I’ve never trusted railings. Even in childhood, when you have some unspoken faith in everything created by adults, I wouldn’t go near them. The sturdiest of hotel balconies, fire escapes, wooden rails on a porch. It seemed strange to me that I was the only one who seemed to notice this absurd parody of safety. You see, the safety I needed required a guarantee.
Over time, I learned that you aren’t supposed to be afraid of railings. You’re supposed to lean on them, stare past them, trust them completely with your weight and your life. But still, I couldn’t get over it, so I avoided them at every turn. Let others risk the fall, it wouldn’t be me. I would stand alone. I would miss the view, but I would be safe. Beyond the railings, fear and a lack of trust would be come the sturdy mainstays upon which I would build my foundation. I thought they kept me safe, but they also kept me from trying, from being vulnerable. Still I crouched behind them in something that felt like security.

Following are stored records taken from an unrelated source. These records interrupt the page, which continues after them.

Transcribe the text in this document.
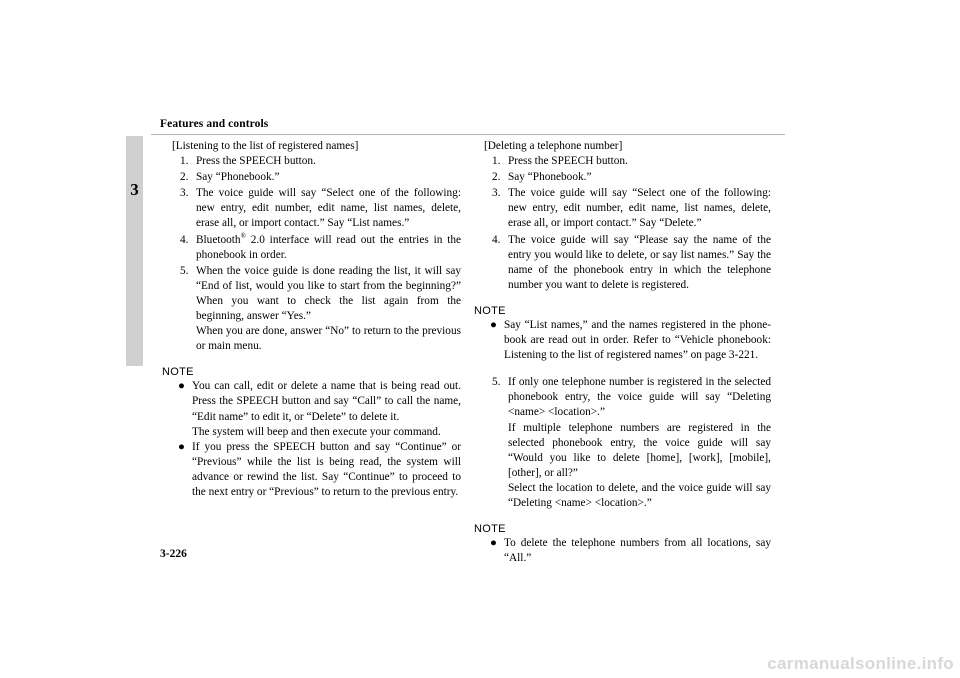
Features and controls
3
[Listening to the list of registered names]
1. Press the SPEECH button.
2. Say “Phonebook.”
3. The voice guide will say “Select one of the following: new entry, edit number, edit name, list names, delete, erase all, or import contact.” Say “List names.”
4. Bluetooth® 2.0 interface will read out the entries in the phonebook in order.
5. When the voice guide is done reading the list, it will say “End of list, would you like to start from the beginning?” When you want to check the list again from the beginning, answer “Yes.”
When you are done, answer “No” to return to the previous or main menu.
NOTE
● You can call, edit or delete a name that is being read out. Press the SPEECH button and say “Call” to call the name, “Edit name” to edit it, or “Delete” to delete it.
The system will beep and then execute your command.
● If you press the SPEECH button and say “Continue” or “Previous” while the list is being read, the system will advance or rewind the list. Say “Continue” to proceed to the next entry or “Previous” to return to the previous entry.
[Deleting a telephone number]
1. Press the SPEECH button.
2. Say “Phonebook.”
3. The voice guide will say “Select one of the following: new entry, edit number, edit name, list names, delete, erase all, or import contact.” Say “Delete.”
4. The voice guide will say “Please say the name of the entry you would like to delete, or say list names.” Say the name of the phonebook entry in which the telephone number you want to delete is registered.
NOTE
● Say “List names,” and the names registered in the phone-book are read out in order. Refer to “Vehicle phonebook: Listening to the list of registered names” on page 3-221.
5. If only one telephone number is registered in the selected phonebook entry, the voice guide will say “Deleting <name> <location>.”
If multiple telephone numbers are registered in the selected phonebook entry, the voice guide will say “Would you like to delete [home], [work], [mobile], [other], or all?”
Select the location to delete, and the voice guide will say “Deleting <name> <location>.”
NOTE
● To delete the telephone numbers from all locations, say “All.”
3-226
carmanualsonline.info
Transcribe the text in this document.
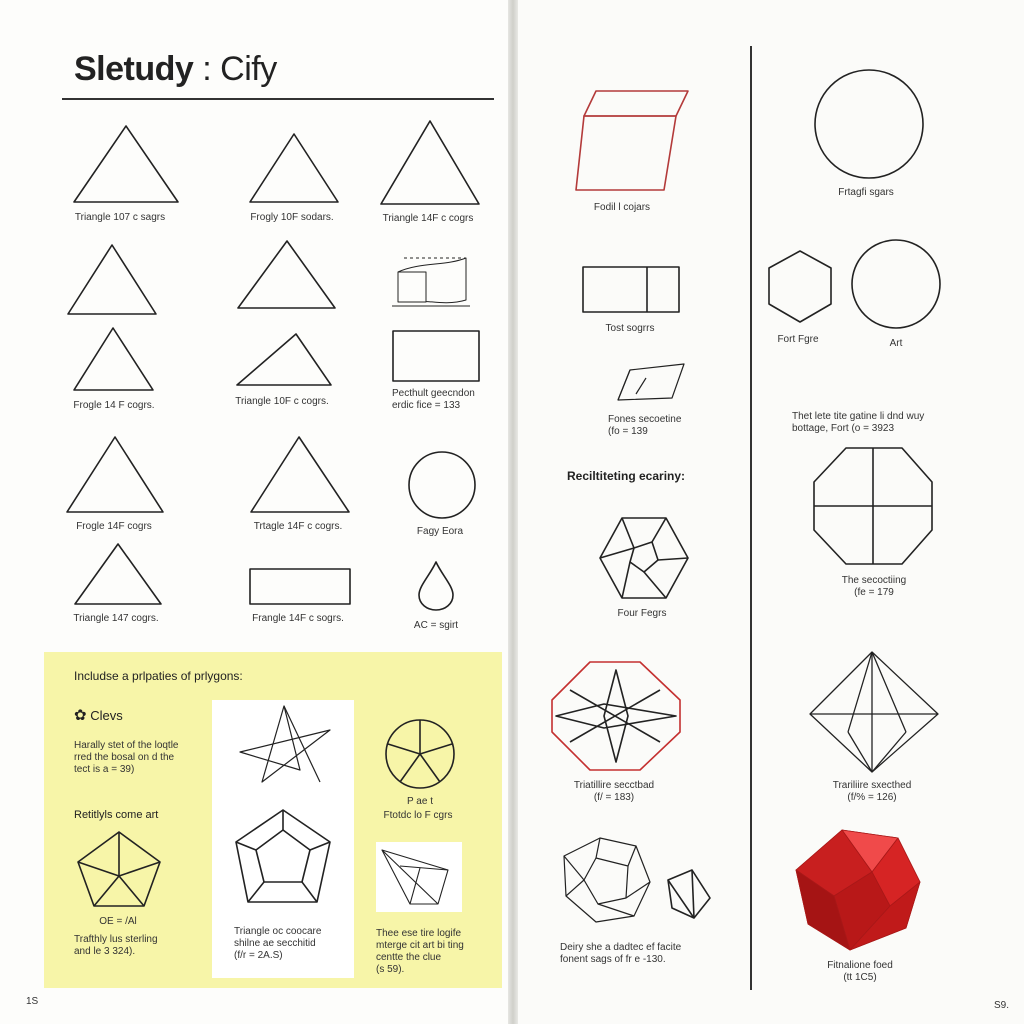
Sletudy : Cify
Triangle 107 c sagrs	Frogly 10F sodars.	Triangle 14F c cogrs
Frogle 14 F cogrs.	Triangle 10F c cogrs.
Pecthult geecndon
erdic fice = 133
Frogle 14F cogrs	Trtagle 14F c cogrs.	Fagy Eora
Triangle 147 cogrs.	Frangle 14F c sogrs.
AC = sgirt
Includse a prlpaties of prlygons:
✿ Clevs
Harally stet of the loqtle
rred the bosal on d the
tect is a = 39)
Retitlyls come art
OE = /Al
Trafthly lus sterling
and le 3 324).
Triangle oc coocare
shilne ae secchitid
(f/r = 2A.S)
Thee ese tire logife
mterge cit art bi ting
centte the clue
(s 59).
P ae t
Ftotdc lo F cgrs
Fodil l cojars
Tost sogrrs
Fones secoetine
(fo = 139
Reciltiteting ecariny:
Four Fegrs
Triatillire secctbad
(f/ = 183)
Deiry she a dadtec ef facite
fonent sags of fr e -130.
Frtagfi sgars
Fort Fgre	Art
Thet lete tite gatine li dnd wuy
bottage, Fort (o = 3923
The secoctiing
(fe = 179
Trariliire sxecthed
(f/% = 126)
Fitnalione foed
(tt 1C5)
1S	S9.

But it's a tricky thing, fear. It's the name of the book I could not write, of the life I could not live. A fear that’s so red, it would look black in the moonlight. I don't live there anymore. But that doesn't mean that I am not afraid. I am. Constantly. But, I know the difference now between fear that's a warning and fear that's a challenge, an invitation. Writing feels like that to me. Like fear extending an invitation.
I shared my writing with my closest people last week, my parents. I have never been a person who shares. I don't share the things that count. I always felt that if I did, people would not understand, or that they would be repelled by who and what I really am. That the real me wasn't worthy enough.

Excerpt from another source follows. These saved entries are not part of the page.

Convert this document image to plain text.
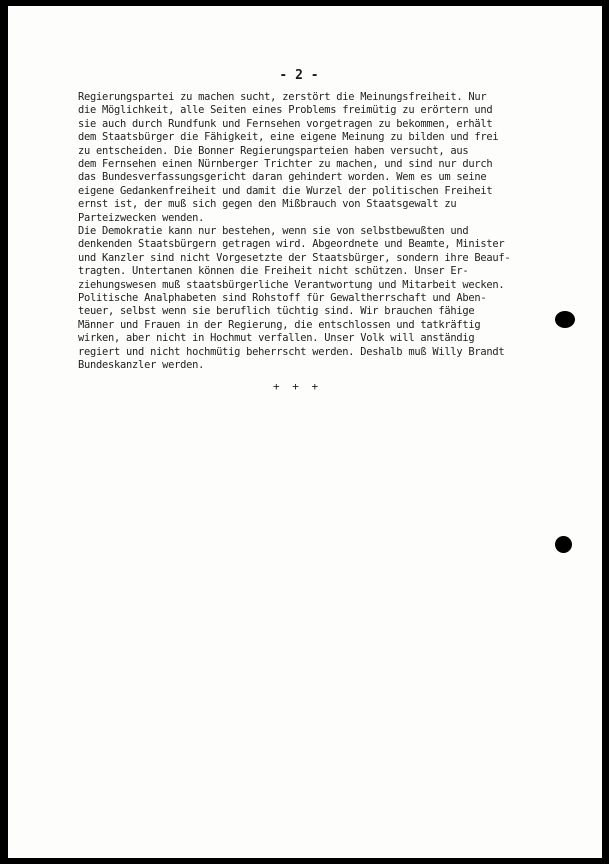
- 2 -
Regierungspartei zu machen sucht, zerstört die Meinungsfreiheit. Nur
die Möglichkeit, alle Seiten eines Problems freimütig zu erörtern und
sie auch durch Rundfunk und Fernsehen vorgetragen zu bekommen, erhält
dem Staatsbürger die Fähigkeit, eine eigene Meinung zu bilden und frei
zu entscheiden. Die Bonner Regierungsparteien haben versucht, aus
dem Fernsehen einen Nürnberger Trichter zu machen, und sind nur durch
das Bundesverfassungsgericht daran gehindert worden. Wem es um seine
eigene Gedankenfreiheit und damit die Wurzel der politischen Freiheit
ernst ist, der muß sich gegen den Mißbrauch von Staatsgewalt zu
Parteizwecken wenden.
Die Demokratie kann nur bestehen, wenn sie von selbstbewußten und
denkenden Staatsbürgern getragen wird. Abgeordnete und Beamte, Minister
und Kanzler sind nicht Vorgesetzte der Staatsbürger, sondern ihre Beauf-
tragten. Untertanen können die Freiheit nicht schützen. Unser Er-
ziehungswesen muß staatsbürgerliche Verantwortung und Mitarbeit wecken.
Politische Analphabeten sind Rohstoff für Gewaltherrschaft und Aben-
teuer, selbst wenn sie beruflich tüchtig sind. Wir brauchen fähige
Männer und Frauen in der Regierung, die entschlossen und tatkräftig
wirken, aber nicht in Hochmut verfallen. Unser Volk will anständig
regiert und nicht hochmütig beherrscht werden. Deshalb muß Willy Brandt
Bundeskanzler werden.
+ + +
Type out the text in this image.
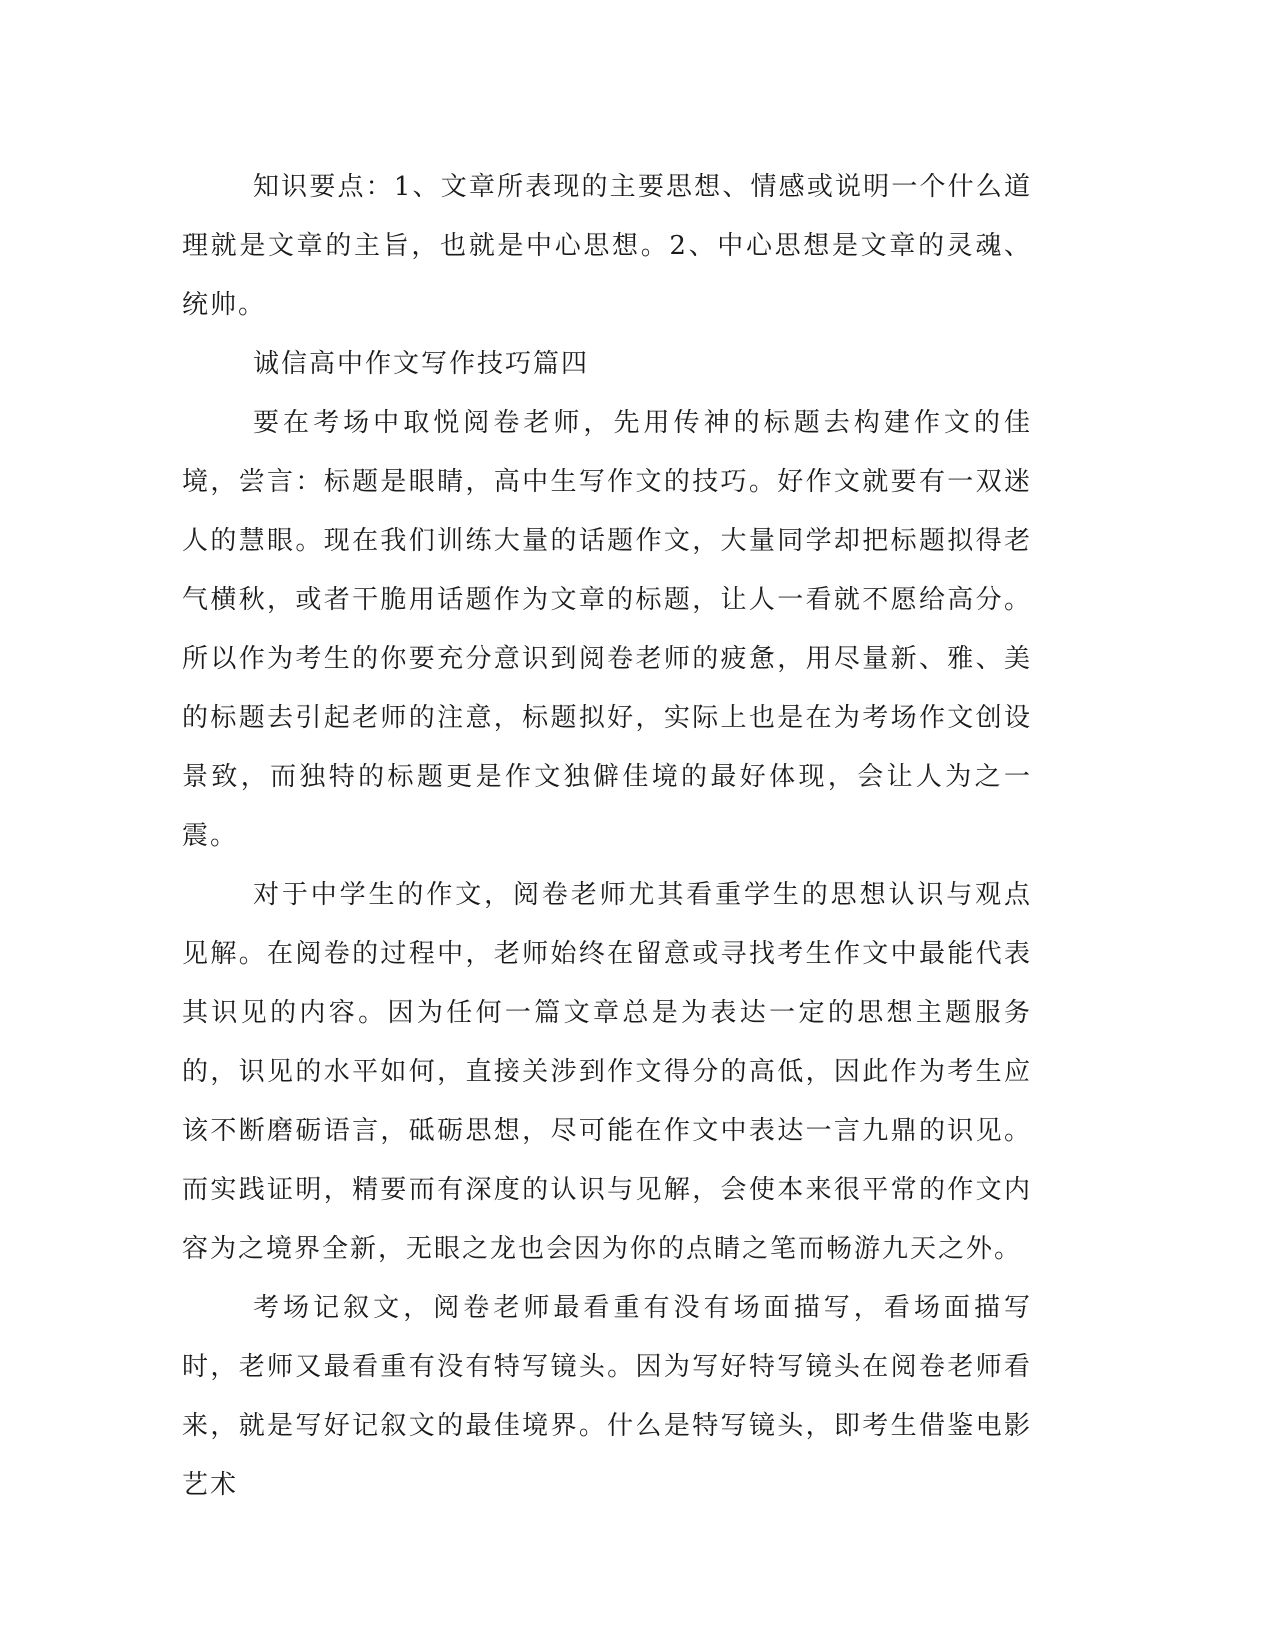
知识要点：1、文章所表现的主要思想、情感或说明一个什么道理就是文章的主旨，也就是中心思想。2、中心思想是文章的灵魂、统帅。

诚信高中作文写作技巧篇四

要在考场中取悦阅卷老师，先用传神的标题去构建作文的佳境，尝言：标题是眼睛，高中生写作文的技巧。好作文就要有一双迷人的慧眼。现在我们训练大量的话题作文，大量同学却把标题拟得老气横秋，或者干脆用话题作为文章的标题，让人一看就不愿给高分。所以作为考生的你要充分意识到阅卷老师的疲惫，用尽量新、雅、美的标题去引起老师的注意，标题拟好，实际上也是在为考场作文创设景致，而独特的标题更是作文独僻佳境的最好体现，会让人为之一震。

对于中学生的作文，阅卷老师尤其看重学生的思想认识与观点见解。在阅卷的过程中，老师始终在留意或寻找考生作文中最能代表其识见的内容。因为任何一篇文章总是为表达一定的思想主题服务的，识见的水平如何，直接关涉到作文得分的高低，因此作为考生应该不断磨砺语言，砥砺思想，尽可能在作文中表达一言九鼎的识见。而实践证明，精要而有深度的认识与见解，会使本来很平常的作文内容为之境界全新，无眼之龙也会因为你的点睛之笔而畅游九天之外。

考场记叙文，阅卷老师最看重有没有场面描写，看场面描写时，老师又最看重有没有特写镜头。因为写好特写镜头在阅卷老师看来，就是写好记叙文的最佳境界。什么是特写镜头，即考生借鉴电影艺术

I struggle with this, I think I always will on some level. But I am trying. It didn't feel right that the story of my drinking be out in the world without them knowing it. But, still, sending the link felt like taking my heart out of my chest and tossing it onto the dinner table. I couldn't protect it, it was already too vulnerable. There was no way to take it back and in those nervous, in-between hours while I waited for them to read it, I panicked. I imagined so many situations where they would never speak to me again. Where they would be angry that I shared so much on such an available platform. I thought they wouldn't understand. And in those moments I felt afraid. Groundless.
You see, I lived the first 23 years of my life as an only child. I have always been impossibly close to my parents, even through my drinking years, even now that I live across the country. They are my touchpoint, my grounding force. My people. They are very different from each other, but my husband always says that I am so obviously the product of the two of them. I have the same sense of humor, I have the same temper, the same fierce loyalty. I love the same. The threat of a loss of any of this felt unbearable.

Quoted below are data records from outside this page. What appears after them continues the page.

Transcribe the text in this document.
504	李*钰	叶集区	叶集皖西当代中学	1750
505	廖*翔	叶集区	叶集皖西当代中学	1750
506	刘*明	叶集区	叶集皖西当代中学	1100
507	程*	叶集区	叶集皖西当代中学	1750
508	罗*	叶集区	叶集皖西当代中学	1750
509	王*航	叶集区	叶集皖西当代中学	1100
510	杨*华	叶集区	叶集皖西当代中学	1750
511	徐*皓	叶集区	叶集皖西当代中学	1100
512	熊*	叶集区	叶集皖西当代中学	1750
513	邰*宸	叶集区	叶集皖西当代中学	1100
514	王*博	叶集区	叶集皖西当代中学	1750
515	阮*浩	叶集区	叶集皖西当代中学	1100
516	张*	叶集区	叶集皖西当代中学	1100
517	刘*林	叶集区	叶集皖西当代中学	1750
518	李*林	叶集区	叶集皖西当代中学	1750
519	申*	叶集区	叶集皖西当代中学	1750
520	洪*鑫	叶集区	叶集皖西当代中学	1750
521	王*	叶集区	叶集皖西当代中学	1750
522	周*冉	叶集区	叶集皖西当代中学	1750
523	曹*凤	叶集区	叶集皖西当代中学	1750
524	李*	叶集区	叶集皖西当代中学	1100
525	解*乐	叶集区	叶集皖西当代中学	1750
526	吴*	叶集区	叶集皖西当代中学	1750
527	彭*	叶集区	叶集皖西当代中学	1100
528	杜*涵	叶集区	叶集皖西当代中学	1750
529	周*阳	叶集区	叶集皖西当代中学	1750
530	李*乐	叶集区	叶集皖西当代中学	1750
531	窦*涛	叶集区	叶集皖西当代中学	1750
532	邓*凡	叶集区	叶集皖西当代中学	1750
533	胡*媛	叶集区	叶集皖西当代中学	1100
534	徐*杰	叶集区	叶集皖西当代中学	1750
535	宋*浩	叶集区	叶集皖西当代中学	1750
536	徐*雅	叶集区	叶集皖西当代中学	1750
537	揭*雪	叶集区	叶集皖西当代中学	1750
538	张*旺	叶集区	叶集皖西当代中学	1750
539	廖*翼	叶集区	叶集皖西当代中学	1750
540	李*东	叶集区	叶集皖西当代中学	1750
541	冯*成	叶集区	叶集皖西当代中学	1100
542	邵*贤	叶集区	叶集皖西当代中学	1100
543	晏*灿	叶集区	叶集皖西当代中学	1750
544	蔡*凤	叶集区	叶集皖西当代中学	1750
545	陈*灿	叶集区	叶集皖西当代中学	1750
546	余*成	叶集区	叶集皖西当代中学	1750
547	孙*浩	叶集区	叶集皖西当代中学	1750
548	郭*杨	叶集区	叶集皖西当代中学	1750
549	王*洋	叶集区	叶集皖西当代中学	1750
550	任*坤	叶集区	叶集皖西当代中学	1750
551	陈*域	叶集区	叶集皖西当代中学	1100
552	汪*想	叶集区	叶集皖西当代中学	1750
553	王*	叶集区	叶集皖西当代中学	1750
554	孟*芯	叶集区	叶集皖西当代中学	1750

I called them back and asked them to read it immediately. I couldn't take the uncertainty of waiting. I apologized for being an emotional bulldozer of a child, even now when I am not a child anymore and I tried to go about my day normally, but I was incapable of doing more than putting one foot in front of the other. Like a ghost in my own life, waiting to be real. And then, my dad called. And then my mom.
Finding out that your people still love you when you think you've given them every reason not to is like stepping out into the light of the morning before anyone else is awake. It feels like breaking open. I spoke with both of my parents that day and they both called me brave. Said that they hadn't known. That they love me. That they wanted me to keep writing. It felt like the purest love I have ever felt. Like the very best gift that I will ever be given. To be seen and understood and loved anyway is the most incredible thing. I cannot believe I waited this long to feel this. I will never stop being grateful.
And of course it's hard. Sharing in the world and sharing with the people I love is messy. There are no hard edges and I don't know what the boundaries are yet. But, I am not scared of railings anymore. I'm learning that it is okay to lean on the things and the people that are supposed to catch and support you, even if you're a little afraid that you may fall anyway. Nothing and no one can catch you every time, but I think you have to give them the chance to try.